Highlighting Known SEO Circles
I think few things that has really changed for me over the past year are:
- A greater appreciation for the amount of data the search engines are working with.
- A realization that links that do not drive traffic and are not from authoritative sites will likely eventually drive no value.
- A greater appreciation for viral marketing as it relates to traditional SEO.
- Price points matter. If you make something free market forces will move to drive it's true value to nothing.
Having said all of that, would you think
- sites that offered free links
- and advertised on SEO sites
- and link back to spammy sites offering a free directory that many spammy directories are powered by
would drive much long term value?
A year or two back the whole conversational bits of the web were sorta just kinda being felt out and were perhaps a bit slow moving. Now there is enough various feedback mechanisms that can be tracked to where I wouldn't suspect primarily commerce related directories that were highlighted on SEO sites that provided free listings would drive much value, at least not for Google.
Another tip for any link selling company that wants to sound like they deliver long term value and quality links that work while also appreciating the whole risk vs reward concept...don't use buy-google-pagerank in the URL.
As Martinibuster always preaches, thinking outside of known SEO circles is a good way to do well with SEO.
Comments
So, how do you make sure your directory is a quality directory?
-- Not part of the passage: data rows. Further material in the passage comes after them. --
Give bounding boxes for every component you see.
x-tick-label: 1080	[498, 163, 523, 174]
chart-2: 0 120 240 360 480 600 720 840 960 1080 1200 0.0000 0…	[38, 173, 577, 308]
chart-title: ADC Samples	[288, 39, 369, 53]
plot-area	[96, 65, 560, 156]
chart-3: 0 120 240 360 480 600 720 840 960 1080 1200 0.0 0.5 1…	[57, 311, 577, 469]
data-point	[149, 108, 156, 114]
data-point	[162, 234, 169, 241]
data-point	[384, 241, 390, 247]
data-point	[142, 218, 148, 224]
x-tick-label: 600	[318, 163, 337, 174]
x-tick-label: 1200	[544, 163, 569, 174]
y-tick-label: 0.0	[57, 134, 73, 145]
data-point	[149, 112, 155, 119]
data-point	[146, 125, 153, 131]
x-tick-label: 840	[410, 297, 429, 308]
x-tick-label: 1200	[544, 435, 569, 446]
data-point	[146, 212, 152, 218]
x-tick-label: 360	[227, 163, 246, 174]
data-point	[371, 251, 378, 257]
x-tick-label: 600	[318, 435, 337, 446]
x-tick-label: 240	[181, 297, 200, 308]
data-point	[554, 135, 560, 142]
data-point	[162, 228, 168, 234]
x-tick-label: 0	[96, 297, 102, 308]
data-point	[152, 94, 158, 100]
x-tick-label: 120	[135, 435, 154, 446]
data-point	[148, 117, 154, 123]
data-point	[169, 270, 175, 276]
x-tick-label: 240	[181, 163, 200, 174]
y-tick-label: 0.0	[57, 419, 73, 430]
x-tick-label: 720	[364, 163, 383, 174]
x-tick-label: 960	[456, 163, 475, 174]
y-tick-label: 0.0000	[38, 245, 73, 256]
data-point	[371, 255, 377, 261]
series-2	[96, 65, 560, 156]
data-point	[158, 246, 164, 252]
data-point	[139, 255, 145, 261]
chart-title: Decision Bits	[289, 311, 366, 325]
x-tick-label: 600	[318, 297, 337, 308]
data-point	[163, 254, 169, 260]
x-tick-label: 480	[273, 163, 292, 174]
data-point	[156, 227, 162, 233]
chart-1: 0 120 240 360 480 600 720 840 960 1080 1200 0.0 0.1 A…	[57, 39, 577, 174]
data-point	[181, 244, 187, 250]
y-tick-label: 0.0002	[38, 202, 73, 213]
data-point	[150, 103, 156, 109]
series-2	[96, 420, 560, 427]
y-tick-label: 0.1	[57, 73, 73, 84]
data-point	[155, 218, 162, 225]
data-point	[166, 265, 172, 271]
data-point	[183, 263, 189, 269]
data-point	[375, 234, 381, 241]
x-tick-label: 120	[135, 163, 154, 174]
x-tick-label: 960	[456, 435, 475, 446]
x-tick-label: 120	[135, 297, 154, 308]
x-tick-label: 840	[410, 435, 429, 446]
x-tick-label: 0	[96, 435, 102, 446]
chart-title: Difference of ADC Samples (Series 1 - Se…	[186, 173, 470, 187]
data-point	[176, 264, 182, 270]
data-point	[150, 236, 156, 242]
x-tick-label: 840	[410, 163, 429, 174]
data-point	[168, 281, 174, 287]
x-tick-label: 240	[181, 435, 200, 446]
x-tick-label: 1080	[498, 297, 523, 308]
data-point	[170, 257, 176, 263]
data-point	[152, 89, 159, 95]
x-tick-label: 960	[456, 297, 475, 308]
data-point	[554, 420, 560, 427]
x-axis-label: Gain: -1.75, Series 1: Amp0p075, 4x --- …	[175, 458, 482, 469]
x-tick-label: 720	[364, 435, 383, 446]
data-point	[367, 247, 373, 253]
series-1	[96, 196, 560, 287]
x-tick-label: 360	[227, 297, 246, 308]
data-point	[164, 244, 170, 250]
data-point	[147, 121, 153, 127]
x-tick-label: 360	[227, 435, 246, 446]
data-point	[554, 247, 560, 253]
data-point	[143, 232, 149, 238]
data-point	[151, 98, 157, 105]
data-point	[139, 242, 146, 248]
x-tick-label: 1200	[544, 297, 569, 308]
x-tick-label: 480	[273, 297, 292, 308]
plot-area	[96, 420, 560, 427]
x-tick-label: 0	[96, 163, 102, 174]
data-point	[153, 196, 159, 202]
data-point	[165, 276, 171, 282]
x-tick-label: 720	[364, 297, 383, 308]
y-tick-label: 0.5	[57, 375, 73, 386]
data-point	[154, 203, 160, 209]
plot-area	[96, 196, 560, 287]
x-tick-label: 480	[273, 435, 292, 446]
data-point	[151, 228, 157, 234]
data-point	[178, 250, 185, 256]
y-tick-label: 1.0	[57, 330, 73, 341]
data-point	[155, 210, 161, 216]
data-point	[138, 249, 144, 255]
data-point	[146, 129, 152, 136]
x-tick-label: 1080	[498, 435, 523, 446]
Or is that a silly question?
I can see why that company you're talking about is doing something pretty questionable. But in the end, they're basically triangulating links (or rather using countless 4th/5th degree link circles) and selling the value therein.
But the PR of this company's homepage is a 7--which is totally baffling to me. This happens while Google responses to spam reports go slower & slower. Why does Google seem so selective about their spam patroling?